At its height, Marushka was known throughout the United States and its prints were distributed in several foreign countries, including Australia. The prints were so popular that Marushka attracted its share of imitators. In the mid-1980s, Grand Haven was home to four other firms offering wholesale silk screened prints.

"Rather than being silicon valley, Grand Haven was silk screen valley of the United States," recalled Randy Smith, former Marushka co-owner and now owner of The Michigan Rag Co.

"We figure we produced 1.68 million Marushkas."

After the market for Marushka prints began to dry up in the late 1980s, Sweet and Smith, started The Michigan Rag Co., which produces an extensive line of silk screen clothing and apparel. Sweet sold his share of the business to Smith about three years ago.

Although the last Marushka was produced in 1989, Michigan Rag Co. continues to screen a limited number of the Marushka prints. Smith said Marushka prints are collectible among college students and often can be found auctioned on eBay.

"It was a gutsy thing he did -- quitting his job to start a business," Smith said. "He was quite a guy."

Sweet was born in Lansing and received degrees in fine arts and graphics from Michigan State University. Sweet and his wife, Mary, both worked at Grand Haven Area Public Schools -- he as an art teacher and her as a librarian.

Sweet said many of his friends questioned his decision to quit the school system to start a silk screening business called Marushka, a Polish form for the name Mary."

"A lot of people said I was crazy to give up a permanent sure thing," he said in 1982. "But I don't feel guilty at all. I love what I'm doing."

Marushka originally operated in the former Grand Haven Board of Education administration building at 734 Park, and a building on West Spring Lake Road. In 1984, Sweet announced plans for a new headquarters and retail center in the former Vandervelde's Furniture building in downtown Grand Haven.

As the business grew, Marushka had more than 3,000 distributors and four factory outlet stores in Spring Lake, Muskegon, Rockford and Lansing.

Sweet credited his success to the affordability of Marushka prints.

"Silk screening makes art affordable to everyone," he said of the success of Marushka. "We can offer the same design and quality and make it affordable."

Marushka print of ships in silhouette

Marushka: ships (blue)

About Marushka

From the description packed in with Marushka prints:

MARUSHKA

Hand printed in Grand Haven, MI.

These stretched fabric art prints are ready to hang on any wall in your home, office, or cottage. Balanced on two nails, this decor can be attractively hung in a few minutes.

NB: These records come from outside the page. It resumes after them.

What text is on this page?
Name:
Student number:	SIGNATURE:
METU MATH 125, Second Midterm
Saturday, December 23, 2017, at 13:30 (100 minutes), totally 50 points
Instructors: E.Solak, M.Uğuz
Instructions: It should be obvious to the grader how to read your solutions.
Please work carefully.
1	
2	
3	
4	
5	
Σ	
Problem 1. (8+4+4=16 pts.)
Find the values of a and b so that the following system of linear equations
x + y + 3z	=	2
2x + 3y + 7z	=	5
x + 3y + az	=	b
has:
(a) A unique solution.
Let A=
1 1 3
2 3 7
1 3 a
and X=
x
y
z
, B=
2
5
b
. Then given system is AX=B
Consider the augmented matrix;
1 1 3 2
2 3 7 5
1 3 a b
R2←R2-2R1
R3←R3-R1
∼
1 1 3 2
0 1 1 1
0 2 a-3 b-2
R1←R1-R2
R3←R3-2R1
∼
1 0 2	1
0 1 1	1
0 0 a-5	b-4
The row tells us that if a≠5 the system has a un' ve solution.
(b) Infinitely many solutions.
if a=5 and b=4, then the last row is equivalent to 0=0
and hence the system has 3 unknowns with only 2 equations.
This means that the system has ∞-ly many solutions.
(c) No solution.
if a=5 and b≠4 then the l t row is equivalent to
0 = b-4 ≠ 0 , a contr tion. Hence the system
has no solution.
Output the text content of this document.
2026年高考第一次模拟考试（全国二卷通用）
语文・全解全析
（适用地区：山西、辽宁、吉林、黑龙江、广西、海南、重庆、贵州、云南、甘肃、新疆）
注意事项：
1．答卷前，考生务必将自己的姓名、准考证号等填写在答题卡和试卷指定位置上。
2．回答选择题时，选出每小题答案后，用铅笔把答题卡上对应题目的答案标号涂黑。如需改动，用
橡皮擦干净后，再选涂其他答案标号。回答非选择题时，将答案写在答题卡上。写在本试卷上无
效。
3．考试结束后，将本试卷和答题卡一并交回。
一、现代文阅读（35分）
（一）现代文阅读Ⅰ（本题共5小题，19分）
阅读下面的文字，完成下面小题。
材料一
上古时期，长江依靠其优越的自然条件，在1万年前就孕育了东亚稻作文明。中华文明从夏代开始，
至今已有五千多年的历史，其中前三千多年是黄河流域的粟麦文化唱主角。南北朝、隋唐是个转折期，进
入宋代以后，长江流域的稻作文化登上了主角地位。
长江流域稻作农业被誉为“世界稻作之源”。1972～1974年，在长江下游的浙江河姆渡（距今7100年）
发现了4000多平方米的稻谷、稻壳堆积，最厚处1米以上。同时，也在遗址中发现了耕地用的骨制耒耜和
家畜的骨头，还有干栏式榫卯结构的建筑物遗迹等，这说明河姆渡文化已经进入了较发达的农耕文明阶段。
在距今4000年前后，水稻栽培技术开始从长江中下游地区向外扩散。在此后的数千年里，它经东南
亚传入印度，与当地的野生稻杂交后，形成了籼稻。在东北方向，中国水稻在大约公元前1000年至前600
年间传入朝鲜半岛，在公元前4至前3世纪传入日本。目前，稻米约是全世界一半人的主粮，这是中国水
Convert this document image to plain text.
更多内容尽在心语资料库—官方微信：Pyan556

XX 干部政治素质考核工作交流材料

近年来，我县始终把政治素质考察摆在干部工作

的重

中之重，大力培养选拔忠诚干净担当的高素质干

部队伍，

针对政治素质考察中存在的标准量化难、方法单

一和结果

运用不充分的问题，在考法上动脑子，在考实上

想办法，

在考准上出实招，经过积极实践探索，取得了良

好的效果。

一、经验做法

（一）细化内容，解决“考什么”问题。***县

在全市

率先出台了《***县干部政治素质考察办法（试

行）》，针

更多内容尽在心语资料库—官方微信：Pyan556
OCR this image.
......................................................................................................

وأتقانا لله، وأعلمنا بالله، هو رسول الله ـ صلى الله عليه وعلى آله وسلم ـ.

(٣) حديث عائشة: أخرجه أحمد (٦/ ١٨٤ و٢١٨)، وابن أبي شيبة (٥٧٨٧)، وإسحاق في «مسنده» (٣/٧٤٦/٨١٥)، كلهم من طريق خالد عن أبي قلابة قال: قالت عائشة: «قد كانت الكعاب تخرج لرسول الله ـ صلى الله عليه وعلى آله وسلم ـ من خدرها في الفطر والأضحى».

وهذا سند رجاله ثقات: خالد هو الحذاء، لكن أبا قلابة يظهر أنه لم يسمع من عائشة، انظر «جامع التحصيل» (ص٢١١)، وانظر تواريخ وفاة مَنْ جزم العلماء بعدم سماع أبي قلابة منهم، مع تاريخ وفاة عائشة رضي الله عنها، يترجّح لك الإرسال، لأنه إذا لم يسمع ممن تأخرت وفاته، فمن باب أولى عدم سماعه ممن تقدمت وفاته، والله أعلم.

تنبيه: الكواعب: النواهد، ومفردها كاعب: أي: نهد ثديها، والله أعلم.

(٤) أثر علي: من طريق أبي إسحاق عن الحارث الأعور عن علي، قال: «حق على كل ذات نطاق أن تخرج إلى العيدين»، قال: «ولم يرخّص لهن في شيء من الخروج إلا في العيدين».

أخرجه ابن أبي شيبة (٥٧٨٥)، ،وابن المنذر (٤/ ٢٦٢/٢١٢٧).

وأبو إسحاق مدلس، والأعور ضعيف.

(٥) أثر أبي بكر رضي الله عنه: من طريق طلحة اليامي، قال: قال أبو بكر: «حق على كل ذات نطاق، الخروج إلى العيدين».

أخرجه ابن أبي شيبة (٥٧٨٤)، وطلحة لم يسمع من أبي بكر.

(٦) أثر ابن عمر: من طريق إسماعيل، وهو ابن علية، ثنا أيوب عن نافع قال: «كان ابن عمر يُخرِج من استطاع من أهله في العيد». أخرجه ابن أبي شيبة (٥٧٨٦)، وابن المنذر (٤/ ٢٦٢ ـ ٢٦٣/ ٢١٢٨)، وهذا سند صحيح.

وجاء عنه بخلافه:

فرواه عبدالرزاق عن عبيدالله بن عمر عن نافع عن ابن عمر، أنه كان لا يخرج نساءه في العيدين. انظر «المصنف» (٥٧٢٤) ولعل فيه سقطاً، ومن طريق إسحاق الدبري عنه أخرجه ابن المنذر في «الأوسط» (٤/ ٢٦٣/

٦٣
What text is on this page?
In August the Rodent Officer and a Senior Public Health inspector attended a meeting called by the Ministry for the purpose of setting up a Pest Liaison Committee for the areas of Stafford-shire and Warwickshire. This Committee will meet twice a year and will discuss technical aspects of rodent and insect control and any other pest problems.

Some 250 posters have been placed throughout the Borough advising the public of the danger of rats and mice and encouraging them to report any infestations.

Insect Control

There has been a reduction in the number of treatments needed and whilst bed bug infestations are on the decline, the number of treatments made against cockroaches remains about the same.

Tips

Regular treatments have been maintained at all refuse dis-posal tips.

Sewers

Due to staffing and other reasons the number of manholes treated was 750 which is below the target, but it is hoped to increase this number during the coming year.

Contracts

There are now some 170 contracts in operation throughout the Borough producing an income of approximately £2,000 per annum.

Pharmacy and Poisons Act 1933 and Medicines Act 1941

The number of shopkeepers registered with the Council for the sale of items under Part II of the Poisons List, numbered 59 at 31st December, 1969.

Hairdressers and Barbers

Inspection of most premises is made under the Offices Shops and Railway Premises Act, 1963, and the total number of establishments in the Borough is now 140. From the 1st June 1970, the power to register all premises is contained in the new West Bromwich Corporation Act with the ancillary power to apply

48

MARUSHKA brings art designed and selected by Richard Sweet to the public through the medium of silkscreen. Our designer prints are all hand-screened in the MARUSHKA studies located in Grand Haven, Michigan.

The designs are offered in a variety of colors suited to the wide range of consumer tastes.

Richard Sweet was born in Lansing, MI, and received degrees in fine arts and graphics from Michigan State University. After ten years as an art instructor, he started MARUSHKA in 1972 to provide a quality decorator item to the public at affordable prices.